Au chapitre du nombre d'articles recensés dans Citation Index, l'UdeM arrive au sixième rang au Canada. Pierre Simonet est convaincu que cette position ne représente pas la place réelle de l'Université parce que, d'une part, les auteurs francophones risquent davantage de voir leur nom être mal orthographié, ce qui nuit évidemment au décompte des articles; d'autre part, l'affiliation à l'UdeM des auteurs issus des écoles affiliées et des divers centres de recherche médicaux est souvent omise.
«Une fois que des problèmes de ce genre ont été corrigés dans une étude réalisée par l'Observatoire des sciences et des technologies, l'UdeM est passée du septième au quatrième rang au Canada», remarque M. Simonet.
Science et Nature
C'est sur le plan des publications dans Science et dans Nature que l'UdeM révèle sa plus grande faiblesse selon ce classement. Elle figure en effet à l'avant-dernier rang des 14 universités canadiennes prises en compte, alors que d'autres études la placent deuxième au Canada pour le nombre total de publications scientifiques. «Ceci nous montre que nos chercheurs publient très peu dans Science et Nature, alors que ceux des autres établissements universitaires n'hésitent pas à utiliser ces revues prestigieuses.»
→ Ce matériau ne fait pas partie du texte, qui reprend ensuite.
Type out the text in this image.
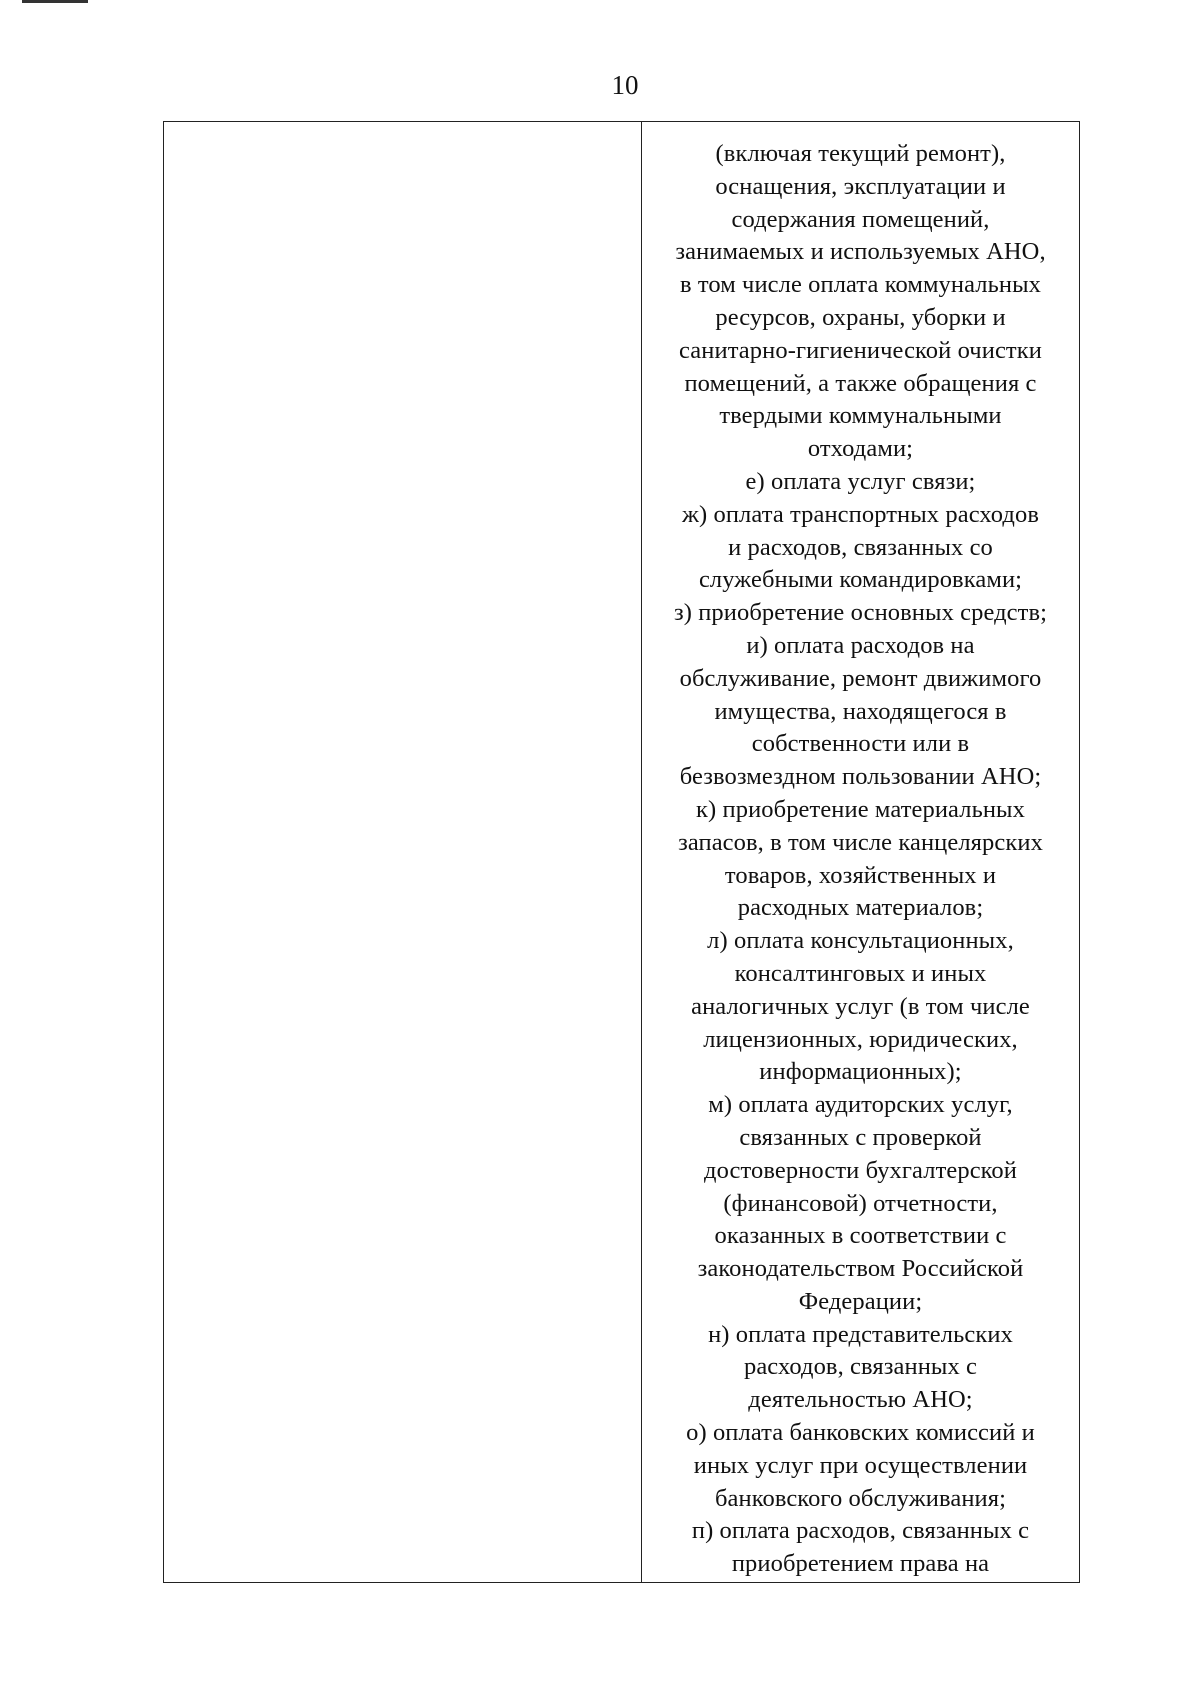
10

(включая текущий ремонт),
оснащения, эксплуатации и
содержания помещений,
занимаемых и используемых АНО,
в том числе оплата коммунальных
ресурсов, охраны, уборки и
санитарно-гигиенической очистки
помещений, а также обращения с
твердыми коммунальными
отходами;
е) оплата услуг связи;
ж) оплата транспортных расходов
и расходов, связанных со
служебными командировками;
з) приобретение основных средств;
и) оплата расходов на
обслуживание, ремонт движимого
имущества, находящегося в
собственности или в
безвозмездном пользовании АНО;
к) приобретение материальных
запасов, в том числе канцелярских
товаров, хозяйственных и
расходных материалов;
л) оплата консультационных,
консалтинговых и иных
аналогичных услуг (в том числе
лицензионных, юридических,
информационных);
м) оплата аудиторских услуг,
связанных с проверкой
достоверности бухгалтерской
(финансовой) отчетности,
оказанных в соответствии с
законодательством Российской
Федерации;
н) оплата представительских
расходов, связанных с
деятельностью АНО;
о) оплата банковских комиссий и
иных услуг при осуществлении
банковского обслуживания;
п) оплата расходов, связанных с
приобретением права на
Dans certains départements, la culture institutionnelle fait que les chercheurs préfèrent proposer leurs articles aux magazines les plus spécialisés ou à ceux de renom dans leur discipline. «Mais les chercheurs doivent être conscients que Nature et Science sont d'excellents baromètres de la qualité et ils devraient développer le réflexe de publier dans ces revues, croit le directeur du Bureau de recherche institutionnelle. Ils ne seront sûrement pas perdants si le texte est accepté et il n'y a pas de déshonneur à se le voir refusé.»
Importance de l'affiliation complète
Pour remédier à certaines des faiblesses révélées par cette étude, l'Université entend sensibiliser les directeurs des centres de recherche et des écoles affiliées à l'importance de bien indiquer l'affiliation UdeM de leurs chercheurs. Une désignation exacte et complète de l'affiliation institutionnelle devrait conduire à un meilleur positionnement de l'Université de Montréal dans ce genre de classement, estime-t-on.
De plus, le directeur de la planification et de la recherche institutionnelle incitera les chercheurs à tenter de façon plus systématique de publier dans Nature et Science, ce qui rehausserait la performance de l'Université de Montréal.
Le vice-recteur à la recherche, Alain Caillé, et Pierre Simonet rencontreront le responsable de cette étude au cours de son passage à Ottawa, la semaine prochaine. Ils comptent le sensibiliser aux problèmes que pose son classement dans la perspective d'une réédition plus valide.